Prime Grill's problem, many say, was the prices. The owners seemed to recognize the problem and began offering lunch and happy hour specials toward the end of the restaurant's short run. Others say it was the location -- off the "strip" (Pico-Robertson).
But the Prime Grill's downfall also might have been the image presented as its selling point: its outsider status.
"The bottom line is that owners have to be there -- you can't manage a kosher restaurant from New York," said one successful kosher restaurant owner who asked that his name be withheld. "Restauranting is a passion -- it's not just a business."
New York cannot be duplicated in any market -- and that includes the kosher restaurant business, said Errol Fine, owner of Pat's Restaurant, a high-end kosher venue on Pico that has outlived others for the last 15 years.
"The market is different here," he said.
"I think it's more common to go out to dinner in New York than it is in L.A.," Fine said, because New York has 10 times the kosher population. "There's a saturation point. Maybe there's not enough population to support all these kosher restaurants that have sprung up -- there's only so much of a kosher pie that gets divided. People have to make their choices."
Most agree that the kosher restaurant business in Los Angeles is not easy.
"It's a really hard game -- the community is a really hard community to satisfy," said Warren Bregman, an architect and contractor who was one of the three partners at Mamash. "Overheads are the killer -- that's what killed Prime Grill, too."
He said location wasn't the problem -- Mamash was situated on the south side of Pico Boulevard near Doheny Boulevard -- but finances were.

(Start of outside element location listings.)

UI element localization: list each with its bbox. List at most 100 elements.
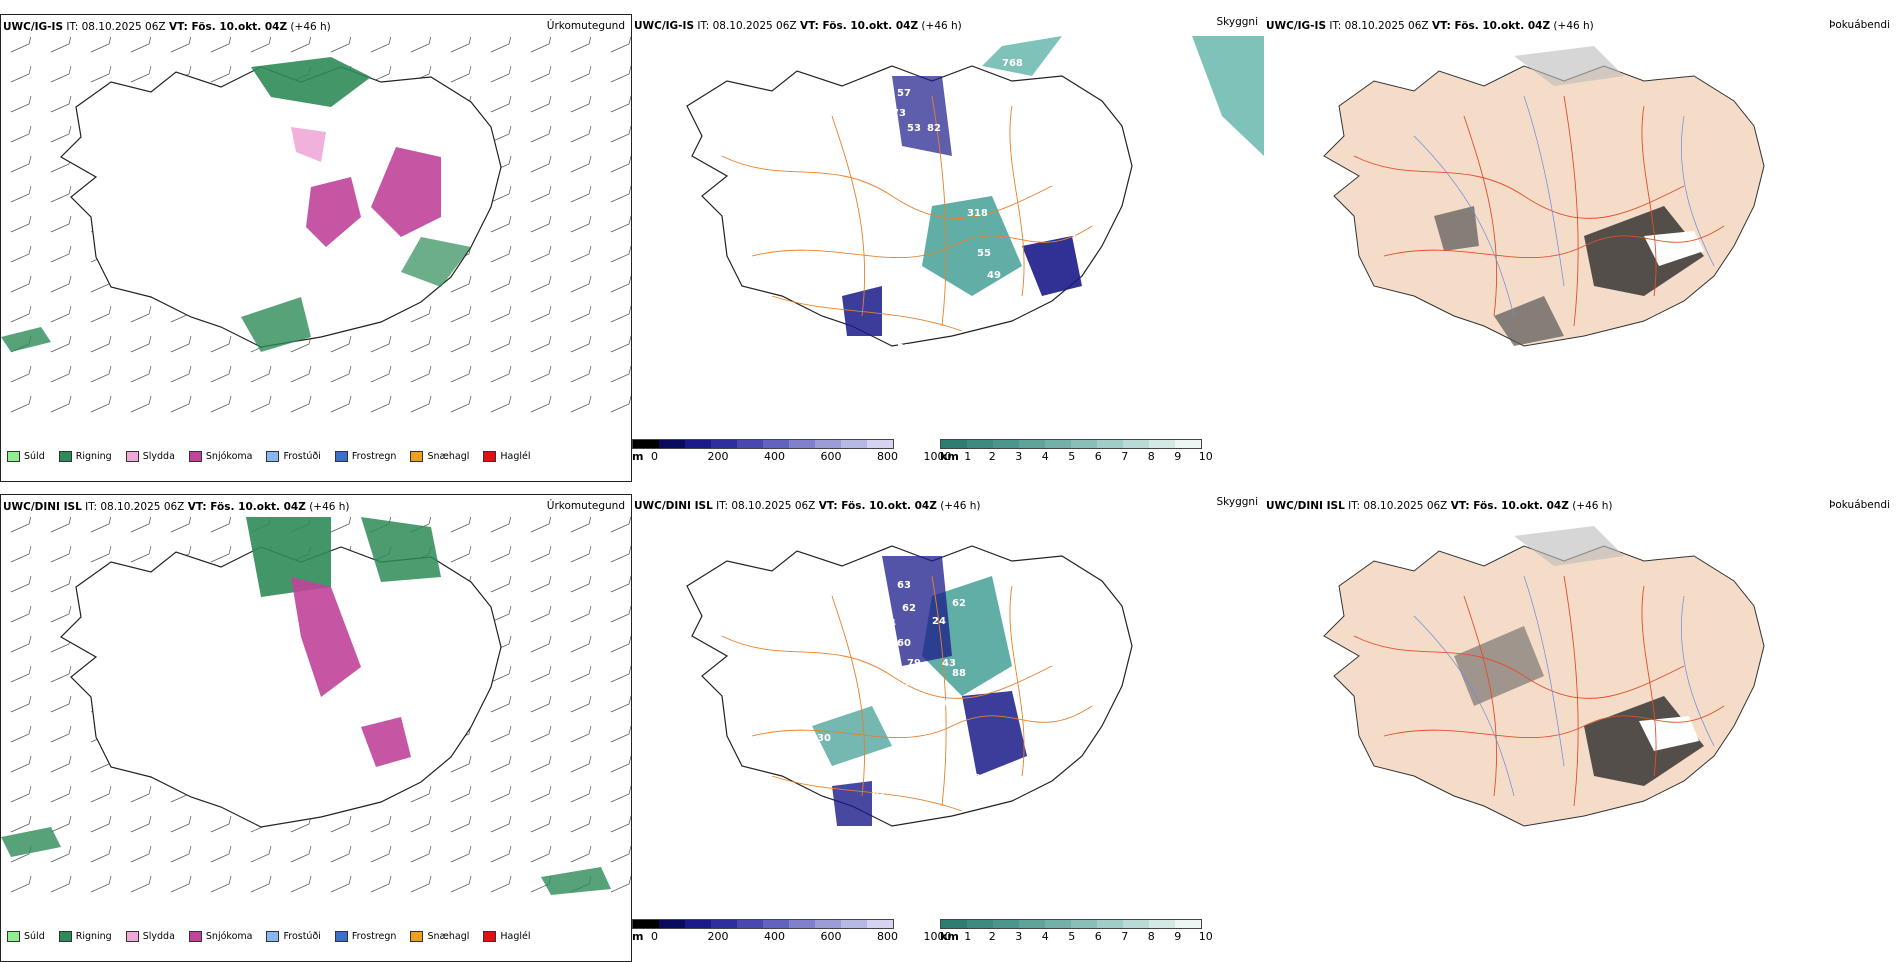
precip-legend-item: Rigning (58, 931, 112, 942)
wind-barb (450, 365, 472, 383)
wind-barb (570, 95, 592, 113)
precip-legend-item: Súld (7, 451, 45, 462)
panel-type-label: Úrkomutegund (546, 20, 625, 32)
wind-barb (570, 245, 592, 263)
wind-barb (610, 37, 631, 53)
wind-barb (490, 215, 512, 233)
visibility-value-label: 19 (1077, 333, 1091, 344)
panel-type-label: Úrkomutegund (546, 500, 625, 512)
wind-barb (570, 125, 592, 143)
panel-title: UWC/DINI ISL IT: 08.10.2025 06Z VT: Fös.… (1266, 500, 1613, 512)
legend-swatch (58, 931, 72, 942)
precip-legend-item: Slydda (125, 931, 175, 942)
wind-barb (290, 875, 312, 893)
wind-barb (90, 37, 112, 53)
wind-barb (490, 545, 512, 563)
wind-barb (530, 665, 552, 683)
legend-swatch (7, 931, 20, 942)
wind-barb (50, 725, 72, 743)
wind-barb (10, 365, 32, 383)
wind-barb (450, 785, 472, 803)
wind-barb (170, 395, 192, 413)
wind-barb (90, 815, 112, 833)
wind-barb (10, 395, 32, 413)
wind-barb (50, 275, 72, 293)
road-line (1641, 585, 1657, 777)
visibility-value-label: 50 (867, 763, 881, 774)
visibility-value-label: 79 (907, 658, 921, 669)
wind-barb (490, 875, 512, 893)
wind-barb (530, 785, 552, 803)
road-line (931, 95, 947, 327)
wind-barb (50, 755, 72, 773)
wind-barb (410, 335, 432, 353)
wind-barb (170, 845, 192, 863)
legend-label: Snjókoma (205, 931, 253, 942)
wind-barb (50, 845, 72, 863)
river-line (1523, 575, 1565, 767)
precip-legend-item: Haglél (483, 931, 531, 942)
precip-legend-item: Snjókoma (188, 451, 252, 462)
wind-barb (10, 665, 32, 683)
wind-barb (10, 185, 32, 203)
legend-label: Súld (24, 931, 45, 942)
wind-barb (490, 275, 512, 293)
wind-barb (570, 605, 592, 623)
wind-barb (170, 875, 192, 893)
precip-legend-item: Frostregn (334, 931, 396, 942)
wind-barb (50, 785, 72, 803)
wind-barb (50, 335, 72, 353)
precip-legend-item: Frostregn (334, 451, 396, 462)
wind-barb (130, 65, 152, 83)
wind-barb (50, 605, 72, 623)
visibility-value-label: 126 (952, 168, 973, 179)
legend-label: Frostúði (283, 451, 321, 462)
wind-barb (410, 395, 432, 413)
visibility-value-label: 30 (817, 733, 831, 744)
legend-swatch (266, 451, 280, 462)
wind-barb (330, 875, 352, 893)
wind-barb (610, 275, 631, 293)
visibility-m-colorbar (632, 919, 894, 929)
visibility-value-label: 57 (897, 88, 911, 99)
wind-barb (490, 517, 512, 533)
precip-legend-item: Snæhagl (410, 931, 469, 942)
wind-barb (530, 65, 552, 83)
wind-barb (410, 815, 432, 833)
wind-barb (130, 545, 152, 563)
visibility-value-label: 53 (902, 678, 916, 689)
visibility-value-label: 44 (912, 363, 926, 374)
legend-label: Haglél (500, 451, 531, 462)
wind-barb (530, 635, 552, 653)
wind-barb (570, 635, 592, 653)
precip-legend-item: Haglél (483, 451, 531, 462)
wind-barb (410, 37, 432, 53)
wind-barb (610, 755, 631, 773)
wind-barb (490, 125, 512, 143)
wind-barb (130, 37, 152, 53)
wind-barb (570, 185, 592, 203)
visibility-m-colorbar (632, 439, 894, 449)
wind-barb (90, 365, 112, 383)
visibility-value-label: 52 (1022, 90, 1036, 101)
wind-barb (530, 185, 552, 203)
visibility-value-label: 45 (907, 243, 921, 254)
wind-barb (410, 305, 432, 323)
wind-barb (130, 517, 152, 533)
precip-legend-item: Frostúði (266, 931, 321, 942)
wind-barb (50, 125, 72, 143)
wind-barb (530, 275, 552, 293)
wind-barb (610, 695, 631, 713)
wind-barb (490, 785, 512, 803)
visibility-value-label: 40 (922, 678, 936, 689)
wind-barb (570, 755, 592, 773)
legend-swatch (334, 451, 348, 462)
legend-swatch (334, 931, 348, 942)
visibility-value-label: 80 (1062, 708, 1076, 719)
wind-barb (10, 785, 32, 803)
visibility-value-label: 54 (882, 618, 896, 629)
wind-barb (10, 875, 32, 893)
visibility-km-ticks: km 1 2 3 4 5 6 7 8 9 10 (940, 930, 1213, 943)
legend-label: Snæhagl (427, 451, 470, 462)
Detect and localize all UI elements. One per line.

The restaurant practically closed before it opened, the partners having underestimated costs. And kosher restaurants cannot survive on the kosher clientele alone, Bregman said.
"If you're going to do high-end you have to do more corporate involvement," he said. They'd planned to attract the Fox Studios and Century City crowd in their more than 160-square-foot space.

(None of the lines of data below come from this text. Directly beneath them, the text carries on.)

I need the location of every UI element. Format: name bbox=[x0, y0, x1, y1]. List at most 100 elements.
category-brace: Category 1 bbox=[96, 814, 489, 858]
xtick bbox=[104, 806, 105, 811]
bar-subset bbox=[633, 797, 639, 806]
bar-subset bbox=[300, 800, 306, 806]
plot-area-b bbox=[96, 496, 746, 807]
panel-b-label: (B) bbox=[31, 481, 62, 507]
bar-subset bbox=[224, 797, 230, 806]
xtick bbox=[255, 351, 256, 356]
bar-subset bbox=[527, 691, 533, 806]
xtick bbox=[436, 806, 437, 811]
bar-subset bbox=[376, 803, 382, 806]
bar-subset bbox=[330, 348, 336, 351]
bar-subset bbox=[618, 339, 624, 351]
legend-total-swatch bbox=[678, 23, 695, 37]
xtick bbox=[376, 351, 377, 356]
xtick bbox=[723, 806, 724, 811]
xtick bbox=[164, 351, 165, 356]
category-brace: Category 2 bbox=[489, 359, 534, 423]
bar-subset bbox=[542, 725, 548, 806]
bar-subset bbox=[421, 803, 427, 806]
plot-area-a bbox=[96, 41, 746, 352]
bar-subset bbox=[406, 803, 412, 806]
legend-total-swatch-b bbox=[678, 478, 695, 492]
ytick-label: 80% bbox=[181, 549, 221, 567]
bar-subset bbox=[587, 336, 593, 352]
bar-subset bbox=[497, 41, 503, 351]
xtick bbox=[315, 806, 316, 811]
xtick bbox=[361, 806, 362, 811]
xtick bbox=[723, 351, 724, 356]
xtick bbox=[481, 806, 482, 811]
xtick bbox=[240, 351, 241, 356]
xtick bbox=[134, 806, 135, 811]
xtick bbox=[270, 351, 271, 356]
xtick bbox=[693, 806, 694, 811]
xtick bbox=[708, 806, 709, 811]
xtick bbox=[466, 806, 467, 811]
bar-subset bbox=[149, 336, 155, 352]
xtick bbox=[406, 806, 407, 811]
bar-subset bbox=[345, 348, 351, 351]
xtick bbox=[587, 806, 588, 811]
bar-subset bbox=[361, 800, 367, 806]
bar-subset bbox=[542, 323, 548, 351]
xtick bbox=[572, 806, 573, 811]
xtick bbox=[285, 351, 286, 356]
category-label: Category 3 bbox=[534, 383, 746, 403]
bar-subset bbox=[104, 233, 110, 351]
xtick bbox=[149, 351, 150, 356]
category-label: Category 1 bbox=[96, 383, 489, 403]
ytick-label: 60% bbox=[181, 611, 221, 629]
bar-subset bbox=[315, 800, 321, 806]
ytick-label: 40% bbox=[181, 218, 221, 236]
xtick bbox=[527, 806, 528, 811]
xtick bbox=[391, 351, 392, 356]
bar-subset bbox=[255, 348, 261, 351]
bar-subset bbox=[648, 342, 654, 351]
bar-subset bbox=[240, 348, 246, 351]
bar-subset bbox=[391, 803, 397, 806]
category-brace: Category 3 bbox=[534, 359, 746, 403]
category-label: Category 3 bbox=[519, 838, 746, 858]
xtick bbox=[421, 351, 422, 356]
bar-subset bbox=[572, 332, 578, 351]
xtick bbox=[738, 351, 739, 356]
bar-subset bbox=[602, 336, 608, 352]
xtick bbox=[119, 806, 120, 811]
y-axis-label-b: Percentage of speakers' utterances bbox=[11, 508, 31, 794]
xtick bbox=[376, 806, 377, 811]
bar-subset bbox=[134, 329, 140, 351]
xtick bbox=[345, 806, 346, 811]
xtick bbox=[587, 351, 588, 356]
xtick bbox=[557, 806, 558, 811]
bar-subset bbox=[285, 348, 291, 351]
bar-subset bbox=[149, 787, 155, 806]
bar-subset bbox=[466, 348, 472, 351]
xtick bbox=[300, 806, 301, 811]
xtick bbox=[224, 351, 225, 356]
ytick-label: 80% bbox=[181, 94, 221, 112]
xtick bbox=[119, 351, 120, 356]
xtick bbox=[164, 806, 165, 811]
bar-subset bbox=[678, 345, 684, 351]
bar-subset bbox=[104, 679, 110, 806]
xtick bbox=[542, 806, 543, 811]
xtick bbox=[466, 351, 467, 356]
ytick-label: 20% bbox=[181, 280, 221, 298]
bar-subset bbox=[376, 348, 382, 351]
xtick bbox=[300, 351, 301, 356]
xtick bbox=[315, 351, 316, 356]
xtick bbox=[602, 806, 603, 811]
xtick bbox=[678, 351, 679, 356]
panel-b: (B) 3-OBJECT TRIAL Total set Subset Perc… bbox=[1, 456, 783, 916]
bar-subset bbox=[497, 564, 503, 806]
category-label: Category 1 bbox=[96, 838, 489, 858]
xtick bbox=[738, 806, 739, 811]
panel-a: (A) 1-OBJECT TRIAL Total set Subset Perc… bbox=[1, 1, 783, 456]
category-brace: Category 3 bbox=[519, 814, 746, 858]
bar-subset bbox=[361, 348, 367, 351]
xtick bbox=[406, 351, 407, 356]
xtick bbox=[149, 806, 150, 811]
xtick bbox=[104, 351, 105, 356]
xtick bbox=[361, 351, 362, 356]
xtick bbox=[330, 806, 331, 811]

Every restaurateur seems to have a unique economic plan to make it work. Mamash's owners thought they would draw the corporate clientele; Prime Grill hoped for celebs like Paris Hilton and Larry King. The Magic Carpet's Nili Goldstein believes it's all about catering.
"A kosher restaurant has to establish a catering business," she said, because it has to be closed on Friday evenings and Saturdays -- the main profit days for non-kosher restaurants.

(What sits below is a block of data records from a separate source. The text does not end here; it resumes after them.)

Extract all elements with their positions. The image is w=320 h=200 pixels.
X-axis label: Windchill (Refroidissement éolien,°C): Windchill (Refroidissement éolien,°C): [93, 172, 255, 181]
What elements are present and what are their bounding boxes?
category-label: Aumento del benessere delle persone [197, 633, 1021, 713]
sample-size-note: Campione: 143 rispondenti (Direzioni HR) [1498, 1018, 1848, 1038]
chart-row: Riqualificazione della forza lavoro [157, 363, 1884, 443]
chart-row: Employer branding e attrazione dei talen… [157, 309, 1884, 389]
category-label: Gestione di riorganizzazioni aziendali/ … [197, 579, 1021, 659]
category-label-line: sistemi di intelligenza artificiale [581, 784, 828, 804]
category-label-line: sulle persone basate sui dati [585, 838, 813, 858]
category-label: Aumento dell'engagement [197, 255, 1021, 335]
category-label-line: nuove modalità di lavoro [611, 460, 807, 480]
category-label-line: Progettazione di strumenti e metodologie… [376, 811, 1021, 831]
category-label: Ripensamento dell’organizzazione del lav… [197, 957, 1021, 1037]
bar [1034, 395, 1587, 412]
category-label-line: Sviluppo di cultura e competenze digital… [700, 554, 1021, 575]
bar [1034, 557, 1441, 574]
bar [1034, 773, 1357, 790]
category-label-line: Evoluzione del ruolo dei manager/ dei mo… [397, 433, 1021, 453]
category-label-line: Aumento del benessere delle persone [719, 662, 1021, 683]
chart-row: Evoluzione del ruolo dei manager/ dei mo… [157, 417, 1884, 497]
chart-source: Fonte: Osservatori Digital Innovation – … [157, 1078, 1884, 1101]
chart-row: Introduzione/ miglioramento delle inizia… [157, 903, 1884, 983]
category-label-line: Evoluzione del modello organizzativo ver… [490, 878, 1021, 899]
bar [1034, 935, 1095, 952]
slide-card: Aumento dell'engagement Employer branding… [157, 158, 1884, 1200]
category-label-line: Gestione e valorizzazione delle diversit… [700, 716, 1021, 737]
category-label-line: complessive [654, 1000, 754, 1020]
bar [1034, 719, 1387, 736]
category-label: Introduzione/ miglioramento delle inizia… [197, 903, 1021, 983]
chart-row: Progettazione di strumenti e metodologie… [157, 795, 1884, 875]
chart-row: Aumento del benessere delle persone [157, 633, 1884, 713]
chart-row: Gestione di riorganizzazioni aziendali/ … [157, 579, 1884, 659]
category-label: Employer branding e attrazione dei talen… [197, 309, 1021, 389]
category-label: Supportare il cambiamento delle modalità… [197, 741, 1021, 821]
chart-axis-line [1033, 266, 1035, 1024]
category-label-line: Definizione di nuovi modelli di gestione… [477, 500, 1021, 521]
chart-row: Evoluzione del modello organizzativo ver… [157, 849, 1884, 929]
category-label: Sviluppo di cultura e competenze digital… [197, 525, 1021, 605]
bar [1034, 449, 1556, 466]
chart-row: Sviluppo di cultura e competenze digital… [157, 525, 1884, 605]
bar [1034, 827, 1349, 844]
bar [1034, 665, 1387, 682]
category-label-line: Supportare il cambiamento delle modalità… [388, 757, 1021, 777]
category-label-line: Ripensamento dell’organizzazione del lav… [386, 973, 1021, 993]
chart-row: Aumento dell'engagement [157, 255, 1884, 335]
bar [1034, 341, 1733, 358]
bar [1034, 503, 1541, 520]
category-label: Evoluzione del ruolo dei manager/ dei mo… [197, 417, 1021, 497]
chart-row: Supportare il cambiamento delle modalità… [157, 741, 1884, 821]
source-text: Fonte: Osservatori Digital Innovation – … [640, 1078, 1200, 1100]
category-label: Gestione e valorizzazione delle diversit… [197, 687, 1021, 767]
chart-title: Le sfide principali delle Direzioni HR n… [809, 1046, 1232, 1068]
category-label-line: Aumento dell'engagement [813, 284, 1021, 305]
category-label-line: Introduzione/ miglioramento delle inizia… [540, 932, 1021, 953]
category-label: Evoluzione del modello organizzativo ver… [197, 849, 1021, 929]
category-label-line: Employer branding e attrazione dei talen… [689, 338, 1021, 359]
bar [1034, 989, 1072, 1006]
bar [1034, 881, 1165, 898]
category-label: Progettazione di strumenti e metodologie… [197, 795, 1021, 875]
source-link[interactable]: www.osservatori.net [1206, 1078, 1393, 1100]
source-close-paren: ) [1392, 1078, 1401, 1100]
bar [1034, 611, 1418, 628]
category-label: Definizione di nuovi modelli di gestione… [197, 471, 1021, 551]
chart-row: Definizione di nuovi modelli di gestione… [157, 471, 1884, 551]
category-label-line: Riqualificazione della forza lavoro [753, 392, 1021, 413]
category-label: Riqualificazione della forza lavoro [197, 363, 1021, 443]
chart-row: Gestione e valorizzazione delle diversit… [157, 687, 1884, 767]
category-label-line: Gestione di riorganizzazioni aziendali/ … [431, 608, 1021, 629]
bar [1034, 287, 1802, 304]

"You lose Friday and Saturday, you're left with Sunday, and you take away Jewish holidays -- it doesn't leave much for the owner to survive," she said.
When one of her three business partners died three years ago, she cut down on catering -- which should ideally be 15 percent of the business.
"There are a lot of non-licensed people operating catering businesses," she said -- non-restaurant owners who provide food at shul and private events -- cutting into restaurant profits.
But the poor economy, difficult parking situation and increased competition also made her eager to sell. With the Pico-Olympic parking proposal, which would limit evening parking and hurt businesses like Magic Carpet, Goldstein decided it was time to get out. She sold her business to an Indian restaurant.
Even as she did, Delice Bakery opened its own restaurant across the street. It was perfect timing.
Julian Bohbot had been trying to buy the lot next to his French bakery since he opened Delice in 2001. He finally secured a 40-year lease and opened the Delice Bistro in March. The French steakhouse is centered around a faux Eiffel Tower that disappears into a circular crevice painted to look like the sky, and the dim lighting and close seating -- fitting 80-85 people -- give the place a bustling but cozy feel. It's haimish -- warm; kind of like the two restaurants Bohbot ran in Paris.
Although it's too soon to tell whether Delice Bistro will be a success, in the weeks before Passover the restaurant was full. Bohbot said he pays attention to the menu -- and prices.
"I am the cheapest kosher restaurant in the U.S.," he claimed, noting that his steak is priced at less than $30.